Cezary Kulesza, który prezesem PZPN jest od 4 lat, właśnie rozpoczął proces szukania czwartego selekcjonera Polski w swojej kadencji. Paulo Sousę odziedziczył jeszcze po poprzedniku, Zbigniewie Bońku. Koncepcje kadry z Czesławem Michniewiczem, Fernando Santosem i Michałem Probierzem, były już jego autorskimi pomysłami. Teraz rodzi się kolejny plan.
REKLAMA
Zobacz wideo Żelazny: Probierz był trenerem przeciętnych polskich klubów
Pierwsze decyzje już w następnym tygodniu
Wszystko, co najważniejsze ma wydarzyć się jednak już w Polsce. Jak ustaliliśmy Cezary Kulesza, wraz z sekretarzem związku Łukaszem Wachowskim wracają z USA do Polski w środę po południu. Delegacja PZPN była tam gościem na klubowych mistrzostwach świata. Pierwsze decyzje personalne dotyczące pracowników związku, pojawią się prawdopodobnie już w przyszłym tygodniu. Chodzi o szeroki sztab dotychczasowego selekcjonera. Są w nim m.in. drugi trener Robert Góralczyk, asystent Sebastian Mila, trener bramkarzy Andrzej Dawidziuk i kilku analityków.

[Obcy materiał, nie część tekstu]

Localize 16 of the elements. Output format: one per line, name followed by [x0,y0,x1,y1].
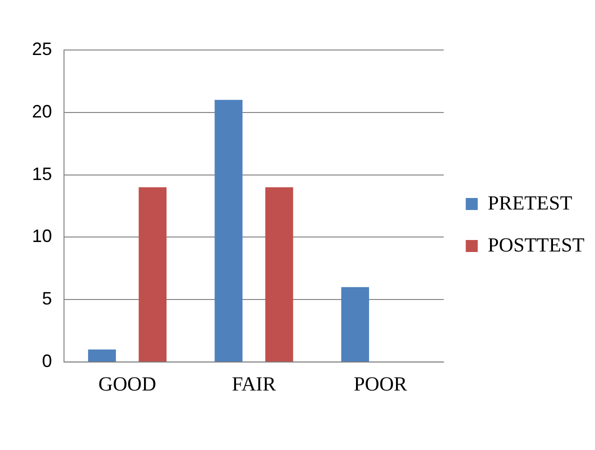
bar [214,100,242,362]
y-tick-label: 15 [32,164,52,184]
x-tick-label: POOR [354,373,408,396]
legend-label: POSTTEST [488,234,584,256]
legend-label: PRETEST [488,192,572,214]
y-tick-label: 25 [32,38,52,59]
y-tick-label: 0 [42,350,52,371]
y-tick-label: 20 [32,101,52,122]
bar [265,187,294,362]
y-tick-label: 5 [42,288,52,309]
y-tick-label: 10 [32,226,52,246]
bar [341,287,370,362]
x-tick-label: GOOD [98,373,156,396]
bar [88,350,116,362]
x-tick-label: FAIR [232,373,277,396]
bar [138,187,167,362]
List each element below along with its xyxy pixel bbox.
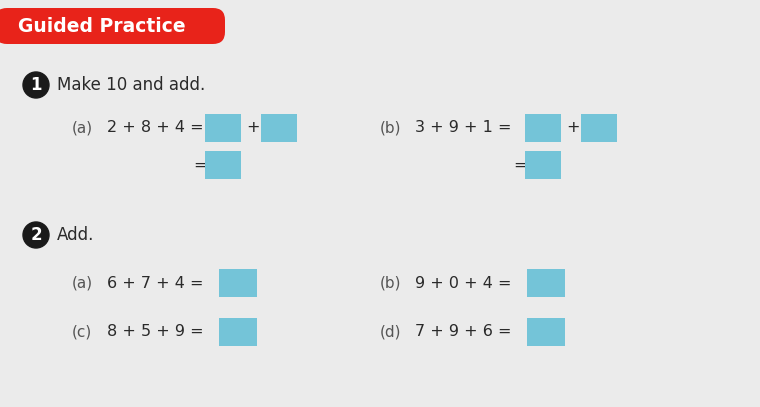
Text: (a): (a) (72, 120, 93, 136)
Text: 8 + 5 + 9 =: 8 + 5 + 9 = (107, 324, 204, 339)
Text: 3 + 9 + 1 =: 3 + 9 + 1 = (415, 120, 511, 136)
Text: +: + (246, 120, 259, 136)
Bar (525, 114, 561, 142)
Text: (d): (d) (380, 324, 401, 339)
Text: 2: 2 (30, 226, 42, 244)
Text: 9 + 0 + 4 =: 9 + 0 + 4 = (415, 276, 511, 291)
Bar (525, 151, 561, 179)
Bar (205, 151, 241, 179)
Text: 2 + 8 + 4 =: 2 + 8 + 4 = (107, 120, 204, 136)
Circle shape (23, 72, 49, 98)
Text: +: + (566, 120, 579, 136)
FancyBboxPatch shape (0, 8, 225, 44)
Bar (527, 318, 565, 346)
Circle shape (23, 222, 49, 248)
Bar (527, 269, 565, 297)
Text: (b): (b) (380, 120, 401, 136)
Bar (205, 114, 241, 142)
Bar (219, 318, 257, 346)
Text: (c): (c) (72, 324, 92, 339)
Text: =: = (513, 158, 527, 173)
Text: Guided Practice: Guided Practice (18, 17, 185, 35)
Text: Add.: Add. (57, 226, 94, 244)
Text: Make 10 and add.: Make 10 and add. (57, 76, 205, 94)
Text: 6 + 7 + 4 =: 6 + 7 + 4 = (107, 276, 204, 291)
Text: 7 + 9 + 6 =: 7 + 9 + 6 = (415, 324, 511, 339)
Text: (b): (b) (380, 276, 401, 291)
Bar (219, 269, 257, 297)
Text: 1: 1 (30, 76, 42, 94)
Bar (581, 114, 617, 142)
Text: (a): (a) (72, 276, 93, 291)
Bar (261, 114, 297, 142)
Text: =: = (193, 158, 207, 173)
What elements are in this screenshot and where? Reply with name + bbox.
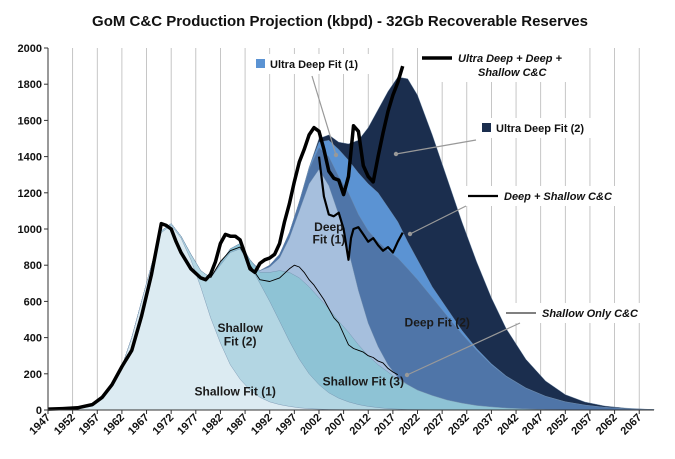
x-tick-label: 2022 [397,412,423,438]
y-tick-labels: 0 200 400 600 800 1000 1200 1400 1600 1800 2000 [18,43,42,417]
callout-arrow-head [333,152,339,158]
x-tick-label: 1962 [101,412,127,438]
legend-label: Ultra Deep + Deep + [458,53,563,65]
area-label: Fit (1) [312,232,345,246]
line-shallow-only-c-c [210,246,399,376]
x-tick-label: 1992 [249,412,275,438]
x-tick-label: 1982 [200,412,226,438]
x-tick-labels: 1947195219571962196719721977198219871992… [27,412,644,438]
x-tick-label: 2017 [372,412,398,438]
y-tick-label: 1800 [18,79,42,91]
legend-label: Ultra Deep Fit (2) [496,123,584,135]
x-tick-label: 2067 [619,412,645,438]
legend-label: Ultra Deep Fit (1) [270,59,358,71]
x-tick-label: 1987 [224,412,250,438]
area-label: Fit (2) [224,335,257,349]
legend-label: Deep + Shallow C&C [504,191,613,203]
callout-arrow [406,322,521,376]
callout-arrow [311,75,337,156]
x-tick-label: 2042 [495,412,521,438]
legend-item-ultra-deep-fit-2: Ultra Deep Fit (2) [393,118,608,157]
x-tick-label: 2027 [421,412,447,438]
y-tick-label: 1400 [18,152,42,164]
line-deep-shallow-c-c [317,156,404,261]
x-tick-label: 1952 [52,412,78,438]
legend-item-ultra-deep-deep-shallow-c-c: Ultra Deep + Deep + Shallow C&C [418,48,586,82]
x-tick-label: 2062 [594,412,620,438]
legend-box [466,186,622,206]
x-tick-label: 2047 [520,412,546,438]
x-tick-label: 2032 [446,412,472,438]
x-tick-label: 2002 [298,412,324,438]
x-tick-label: 1967 [126,412,152,438]
x-tick-label: 1997 [274,412,300,438]
legend-box [250,54,375,74]
y-tick-label: 0 [36,405,42,417]
legend-box [418,48,586,82]
y-tick-label: 2000 [18,43,42,55]
x-tick-label: 2052 [545,412,571,438]
y-tick-label: 600 [24,296,42,308]
legend-swatch [256,59,265,68]
legend-box [476,118,608,138]
y-tick-label: 200 [24,369,42,381]
legend-item-deep-shallow-c-c: Deep + Shallow C&C [407,186,622,237]
x-tick-label: 1972 [150,412,176,438]
legend-label: Shallow Only C&C [542,308,639,320]
y-tick-label: 800 [24,260,42,272]
x-tick-label: 2007 [323,412,349,438]
area-label: Shallow Fit (1) [195,385,276,399]
area-label: Deep [314,220,343,234]
legend: Ultra Deep Fit (1) Ultra Deep + Deep + Sha… [250,48,652,378]
legend-box [510,303,652,323]
x-tick-label: 2012 [348,412,374,438]
axes [44,47,654,414]
area-label: Shallow Fit (3) [323,375,404,389]
x-tick-label: 1947 [27,412,53,438]
y-tick-label: 1600 [18,115,42,127]
callout-arrow-head [404,372,410,378]
callout-arrow-head [407,231,413,237]
chart-title: GoM C&C Production Projection (kbpd) - 3… [92,13,588,30]
legend-swatch [482,123,491,132]
production-lines [47,65,405,411]
legend-item-shallow-only-c-c: Shallow Only C&C [404,303,652,378]
y-tick-label: 400 [24,333,42,345]
legend-label: Shallow C&C [478,67,548,79]
line-ultra-deep-deep-shallow-c-c [47,65,405,411]
legend-item-ultra-deep-fit-1: Ultra Deep Fit (1) [250,54,375,158]
y-tick-label: 1000 [18,224,42,236]
area-label: Deep Fit (2) [405,316,470,330]
callout-arrow-head [393,151,399,157]
callout-arrow [395,139,477,155]
area-label: Shallow [217,321,263,335]
x-tick-label: 1977 [175,412,201,438]
x-tick-label: 2037 [471,412,497,438]
y-tick-label: 1200 [18,188,42,200]
x-tick-label: 2057 [569,412,595,438]
x-tick-label: 1957 [77,412,103,438]
callout-arrow [409,205,467,235]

Z nimi według naszych ustaleń na razie oficjalnie nie rozmawiano i sprawy dotyczące rozwiązania czy też kontynuowania umów zostaną załatwione właśnie po przyjeździe najważniejszych ludzi w PZPN. Większość sztabu Probierza ma odejść, część z nich może przenieść się do innych reprezentacji – tu też potrzebna jest rozmowa choćby Marcinem Dorną, dyrektorem sportowym PZPN. Jest też kilka nazwisk, które raczej o swój los mogą być spokojne. Tu usłyszeliśmy między innymi o lekarzu reprezentacji, Jacku Jaroszewskim, czy też jej głównym analityku Hubercie Małowiejskim, którzy pracują z reprezentacją od kilkunastu lat i są bardzo cenieni.
W PZPN już tęsknią za Probierzem
Choć na razie trudno jeszcze wyrokować, kto będzie nowym trenerem kadry, to rozmawiając z kilkoma pracownikami związku, którzy na Bitwy Warszawskiej pracują od kilku lat, ci o Michale Probierzu jako człowieku wypowiadają się w samych superlatywach. Oceniają go choćby jako jednego z najcieplejszych i otwartych, który chodził po związkowych gabinetach.
Co interesujące naburmuszony i introwertyczny Fernando Santos, który w mediach często był przedstawiany jako ten, co mało się polską interesował, w PZPN przebywał sporo. Tyle iż miał swój gabinet i rzadko z niego wychodził. Paulo Sousy w piłkarskiej centrali widać było rzeczywiście mało.
Najmilej wspominany w kontaktach interpersonalnych jest rzeczywiście Michał Probierz, który często starał się zagadać do postronnych osób, czy choćby pomóc w różnych sprawach. Szczególnie w PZPN zostały zapamiętane jego urodziny czy Święta Bożego Narodzenia.
- Na swoje urodziny zamówił do PZPN wielkie torty w kształcie boiska i zaprosił wszystkich pracowników, którzy byli akurat w związku na poczęstunek - opisuje nam jedna z osób.
- Mam wrażenie, iż chciał, żebyśmy traktowali go jako kolegę z pracy, a nie niedostępnego pana trenera – dodaje inny.
Wiele sympatii Probierz zyskał też przed Bożym Narodzeniem.
- Wtedy pamiętam, iż kupił czekoladowe mikołaje, chodził po wszystkich pokojach, rozdawał je pracownikom i składał świąteczne życzenia - uśmiecha się inny z rozmówców. W PZPN-ie żartowano potem, iż musiał wykupić cały towar z jakiegoś marketu, bo mikołajów było kilkadziesiąt, jeżeli nie sto. Takich atrakcji od innych selekcjonerów nie było. To były miłe i zapamiętane gesty, choć oczywiście najważniejszy w pracy trenera polskiej kadry jest wynik. Ważna jest też atmosfera w drużynie. Z tą na ostatnim zgrupowaniu było różnie. Tu już trudniej się dowiedzieć, czy w szatni Probierz tak jak w siedzibie PZPN, pozostawił po sobie jakiś milszy uśmiech?